Ausstellung in der Kulturscheune Eiterhagen

Kunst aus der Natur strahlt Wärme aus

Bemerkenswert: Sandrino Sandinista Sander demonstrierte sein musikalisches Talent auf einem Waterphone. Die im Kreis angeordneten Nägel werden mit einem Bogen gestrichen und zum Klingen gebracht. Im Hintergrund ist eines seiner großformatigen Kunstwerke zu sehen. Foto: Hartung

Söhrewald. Derzeit gibt es nicht nur auf der documenta außergewöhnliche Kunst. Auch in der Kulturscheune Eiterhagen sind 40 bemerkenswerte Werke zu sehen.

Dort eröffnete die Initiative „Künstler in der Söhre“ (IKS) vor 40 Gästen die Ausstellung „land.leben und die geo.poetischen Felder“ des Künstlers Sandrino Sandinista Sander.

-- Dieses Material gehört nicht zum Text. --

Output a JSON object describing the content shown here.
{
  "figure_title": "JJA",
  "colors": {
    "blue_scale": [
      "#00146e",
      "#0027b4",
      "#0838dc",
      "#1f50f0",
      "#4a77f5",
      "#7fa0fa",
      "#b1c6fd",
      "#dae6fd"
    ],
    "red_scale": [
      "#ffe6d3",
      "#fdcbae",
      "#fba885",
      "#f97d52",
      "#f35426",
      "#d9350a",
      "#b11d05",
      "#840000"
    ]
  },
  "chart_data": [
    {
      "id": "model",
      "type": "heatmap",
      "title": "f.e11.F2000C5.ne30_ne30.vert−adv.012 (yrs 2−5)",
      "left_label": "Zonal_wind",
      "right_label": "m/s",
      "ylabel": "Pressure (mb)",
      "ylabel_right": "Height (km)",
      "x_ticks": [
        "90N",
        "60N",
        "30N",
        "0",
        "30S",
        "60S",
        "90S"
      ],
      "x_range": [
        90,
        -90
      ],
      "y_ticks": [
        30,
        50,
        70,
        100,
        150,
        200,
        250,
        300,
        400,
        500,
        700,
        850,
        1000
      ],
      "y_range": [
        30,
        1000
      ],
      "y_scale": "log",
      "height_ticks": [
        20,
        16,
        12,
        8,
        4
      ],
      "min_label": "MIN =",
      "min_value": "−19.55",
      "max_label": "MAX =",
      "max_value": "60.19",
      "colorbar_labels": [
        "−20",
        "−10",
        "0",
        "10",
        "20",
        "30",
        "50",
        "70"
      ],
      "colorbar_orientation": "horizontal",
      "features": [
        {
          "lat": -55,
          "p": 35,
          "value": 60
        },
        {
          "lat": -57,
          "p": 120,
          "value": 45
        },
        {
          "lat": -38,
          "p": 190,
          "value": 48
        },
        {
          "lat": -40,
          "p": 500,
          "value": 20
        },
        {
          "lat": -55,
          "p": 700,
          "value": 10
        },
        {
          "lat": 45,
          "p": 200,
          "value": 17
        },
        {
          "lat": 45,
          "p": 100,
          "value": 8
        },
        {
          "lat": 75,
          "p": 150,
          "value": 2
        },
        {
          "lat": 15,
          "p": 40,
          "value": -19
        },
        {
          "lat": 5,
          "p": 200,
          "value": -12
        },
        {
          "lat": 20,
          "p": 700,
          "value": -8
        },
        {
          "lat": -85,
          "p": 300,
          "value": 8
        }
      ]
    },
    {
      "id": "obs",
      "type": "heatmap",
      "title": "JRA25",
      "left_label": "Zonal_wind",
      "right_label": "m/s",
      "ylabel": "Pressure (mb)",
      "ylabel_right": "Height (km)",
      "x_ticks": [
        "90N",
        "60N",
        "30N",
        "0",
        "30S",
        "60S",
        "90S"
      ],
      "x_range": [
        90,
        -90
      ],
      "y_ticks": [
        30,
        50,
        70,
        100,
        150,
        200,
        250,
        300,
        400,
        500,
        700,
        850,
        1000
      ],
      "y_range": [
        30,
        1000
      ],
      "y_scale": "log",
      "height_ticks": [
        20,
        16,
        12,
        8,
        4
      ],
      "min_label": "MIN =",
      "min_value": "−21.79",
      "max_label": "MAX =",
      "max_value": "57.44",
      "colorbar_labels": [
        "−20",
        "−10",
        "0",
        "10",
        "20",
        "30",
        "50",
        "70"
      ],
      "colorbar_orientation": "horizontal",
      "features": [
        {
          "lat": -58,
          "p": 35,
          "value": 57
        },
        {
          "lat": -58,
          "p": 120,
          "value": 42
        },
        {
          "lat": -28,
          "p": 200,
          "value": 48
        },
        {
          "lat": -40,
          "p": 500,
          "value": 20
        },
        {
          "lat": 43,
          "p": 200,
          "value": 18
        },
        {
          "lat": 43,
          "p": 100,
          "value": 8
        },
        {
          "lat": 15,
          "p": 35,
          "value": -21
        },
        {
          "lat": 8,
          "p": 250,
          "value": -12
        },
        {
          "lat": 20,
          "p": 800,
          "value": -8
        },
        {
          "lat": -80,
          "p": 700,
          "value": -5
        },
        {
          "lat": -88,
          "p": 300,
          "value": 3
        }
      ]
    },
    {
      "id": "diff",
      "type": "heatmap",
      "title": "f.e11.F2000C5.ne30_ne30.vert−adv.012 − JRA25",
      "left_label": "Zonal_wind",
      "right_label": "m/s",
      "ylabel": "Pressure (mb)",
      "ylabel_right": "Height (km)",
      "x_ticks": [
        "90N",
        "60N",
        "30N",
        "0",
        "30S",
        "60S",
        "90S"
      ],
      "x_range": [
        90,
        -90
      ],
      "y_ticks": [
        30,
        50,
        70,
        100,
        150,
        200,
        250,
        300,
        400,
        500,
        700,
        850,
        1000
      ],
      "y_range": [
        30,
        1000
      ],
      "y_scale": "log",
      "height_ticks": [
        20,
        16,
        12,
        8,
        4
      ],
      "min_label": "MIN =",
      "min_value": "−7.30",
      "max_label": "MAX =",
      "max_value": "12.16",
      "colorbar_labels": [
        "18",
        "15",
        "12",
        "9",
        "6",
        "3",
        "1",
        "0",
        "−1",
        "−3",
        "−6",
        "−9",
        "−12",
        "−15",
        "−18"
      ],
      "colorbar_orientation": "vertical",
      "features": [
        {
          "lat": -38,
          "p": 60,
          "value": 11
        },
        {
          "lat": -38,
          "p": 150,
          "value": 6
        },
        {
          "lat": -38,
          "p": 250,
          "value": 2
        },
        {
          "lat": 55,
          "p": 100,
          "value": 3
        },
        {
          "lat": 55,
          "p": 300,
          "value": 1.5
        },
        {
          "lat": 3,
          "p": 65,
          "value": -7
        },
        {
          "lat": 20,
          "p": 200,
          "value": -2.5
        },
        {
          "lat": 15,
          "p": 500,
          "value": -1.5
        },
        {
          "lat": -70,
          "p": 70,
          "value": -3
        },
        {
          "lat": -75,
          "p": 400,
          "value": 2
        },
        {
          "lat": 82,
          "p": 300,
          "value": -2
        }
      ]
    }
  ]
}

Die Ausstellung zeigt großformatige Leinwände, auf denen Bäume und Steine eine besondere Rolle spielen.

Der 57-jährige Künstler aus Spangenberg arbeitet seit 35 Jahren mit natürlichen Materialien wie Eisenoxid, Birkenholzasche und Moorerden, die unter anderem aus einem von Sudetendeutschen verlassenen Dorf bei Asch in Tschechien stammen. Außerdem gibt es 40 000 Jahre altes Sedimentmaterial vom Meeresboden der Adria auf kleinen Leinwänden zu sehen, das der Künstler mit Pastellkreiden überarbeitet hat. Sandrino Sandinista Sander liebt es, Werke in der Natur entstehen zu lassen.

„Wenn das Licht darauf fällt, strahlen einige der Bilder eine solche Wärme aus, dass man glaubt, man könne das Holz riechen“, sagte Heidi Zächerl aus Bergshausen.

Vor zwölf Jahren hat Sander gemeinsam mit Dr. Karin Lina Adam das Projekt „Ars Natura – Kunst am Wanderweg“ initiiert.

Sander hat sich nicht nur als Künstler, sondern auch als Musiker einen Namen gemacht. Bei der Vernissage demonstrierte er dies auf einem Waterphone (Nagelgeige) und dem von ihm entwickelten Woodensax (Holzsaxofon). Die Ausstellung ist bis 1. Juli, von Donnerstag bis Sonntag, 17 bis 19 Uhr und nach Vereinbarung zu sehen.